Streaming isn't a universal replacement, and choosing it for the wrong workload wastes money and effort. The honest split:

|  | Snowpipe Streaming (SDK) | File-based (COPY / Snowpipe) |
| --- | --- | --- |
| Latency | Seconds | Minutes (Snowpipe) / batch (COPY) |
| Shape of data | Continuous row/event streams | Files that already exist, large batches |
| Exactly-once | Yes, via offset tokens (you implement) | File-level dedup |
| Pricing model | Volume-based (data ingested) | Per-file compute / warehouse time |
| Best for | Real-time events, CDC, IoT, app telemetry | Big historical backfills, periodic bulk loads, existing file drops |

**Use streaming for the continuous trickle, files for the big batch — and don't force either.** A one-time 50 TB historical backfill belongs in `COPY` from staged files (cheaper, built for bulk); a never-ending feed of clinical events or clickstream belongs in Snowpipe Streaming (seconds of latency, no small-files mess). The anti-pattern in both directions: micro-batching a real-time stream into files just to use `COPY` (you re-create the small-files and latency problems streaming solved), or hammering the streaming SDK with a massive one-shot backfill (slower and pricier than a bulk file load). Match the tool to the data's *shape over time*: a trickle or a flood.

## What to carry away

Snowpipe Streaming lets a client SDK append rows directly into Snowflake tables — no files, no `COPY`, queryable in seconds — and its model rests on two concepts. A **channel** is a streaming connection to one table that preserves order and is the unit you multiply for parallelism (one channel per source partition is the workhorse pattern). An **offset token** is the marker you attach to data so that, on any restart, you read the channel's latest committed token and resume from exactly there — which is how you get exactly-once by reconciliation, and the part you must implement rather than assume.

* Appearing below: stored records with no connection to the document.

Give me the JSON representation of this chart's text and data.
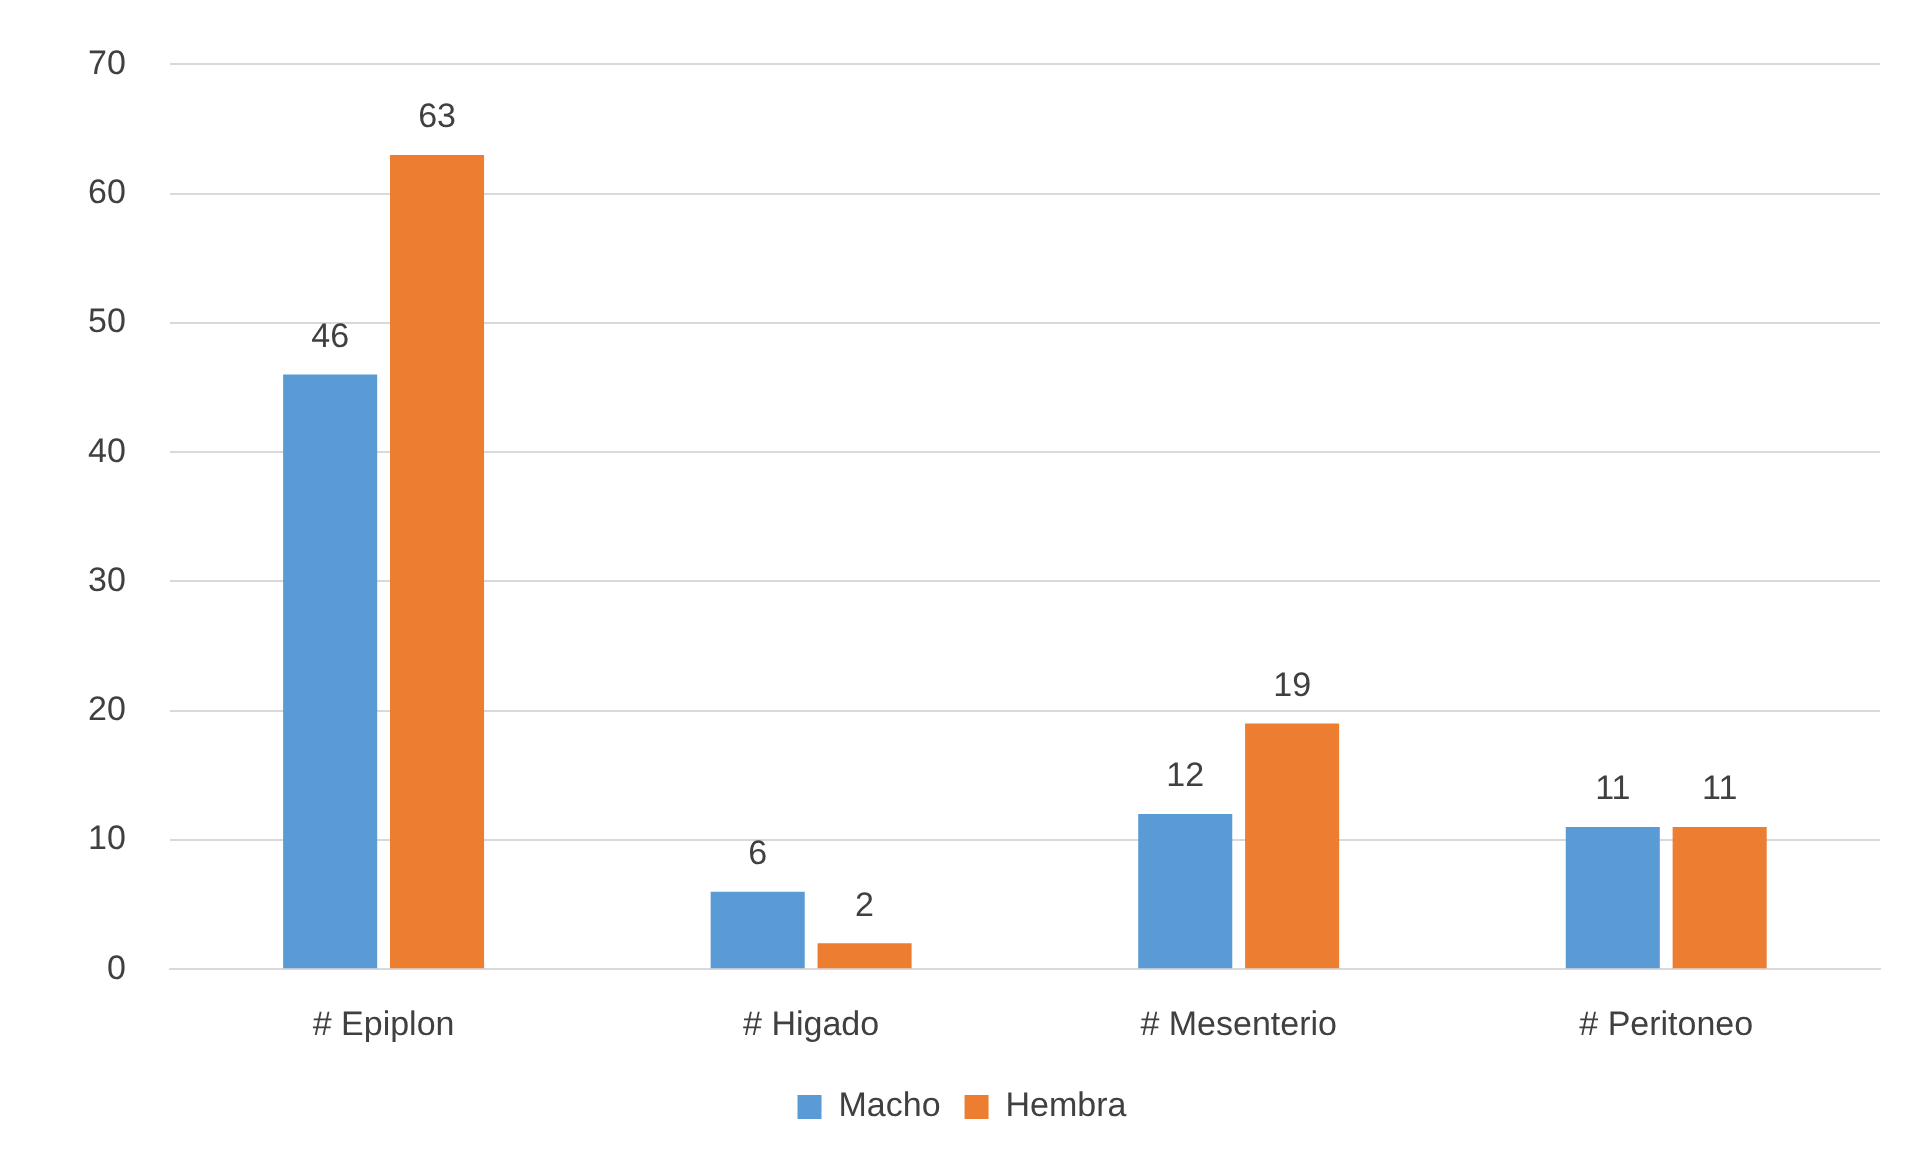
{
  "chart_data": {
    "type": "bar",
    "categories": [
      "# Epiplon",
      "# Higado",
      "# Mesenterio",
      "# Peritoneo"
    ],
    "series": [
      {
        "name": "Macho",
        "color": "#5b9bd5",
        "values": [
          46,
          6,
          12,
          11
        ]
      },
      {
        "name": "Hembra",
        "color": "#ed7d31",
        "values": [
          63,
          2,
          19,
          11
        ]
      }
    ],
    "ylim": [
      0,
      70
    ],
    "yticks": [
      0,
      10,
      20,
      30,
      40,
      50,
      60,
      70
    ],
    "grid": "y",
    "legend": "bottom",
    "data_labels": true
  }
}
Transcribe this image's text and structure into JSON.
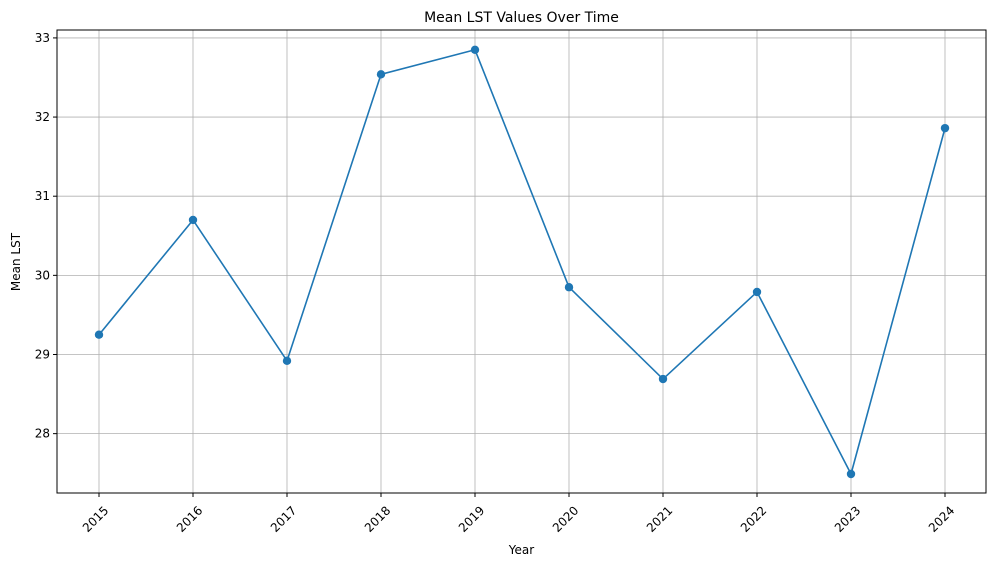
{
  "chart_data": {
    "type": "line",
    "title": "Mean LST Values Over Time",
    "xlabel": "Year",
    "ylabel": "Mean LST",
    "x": [
      "2015",
      "2016",
      "2017",
      "2018",
      "2019",
      "2020",
      "2021",
      "2022",
      "2023",
      "2024"
    ],
    "series": [
      {
        "values": [
          29.25,
          30.7,
          28.92,
          32.54,
          32.85,
          29.85,
          28.69,
          29.79,
          27.49,
          31.86
        ],
        "color": "#1f77b4",
        "marker": "circle"
      }
    ],
    "ylim": [
      27.25,
      33.1
    ],
    "yticks": [
      28,
      29,
      30,
      31,
      32,
      33
    ],
    "grid": true,
    "x_tick_rotation": 45
  }
}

The high-performance architecture turned this from a latency-only niche into a primary high-throughput load path with Python and Go clients and volume-based pricing. Tune throughput by batching rows and adding channels, design offset tokens that map cleanly to a replayable source position, confirm commits before advancing your bookmark, and let the Kafka connector do the work when your data is already in Kafka. And keep the boundary honest: streaming for the continuous trickle, file-based `COPY` for the big batch. Get the channel-and-token model right and you have ingestion that's both real-time and correct — which, for the pipelines that feed live dashboards and models, is exactly the combination that's hard to fake. For an end-to-end clinical use of this, see [real-time FHIR into Snowflake](fhir-streaming-snowpipe-dynamic-tables).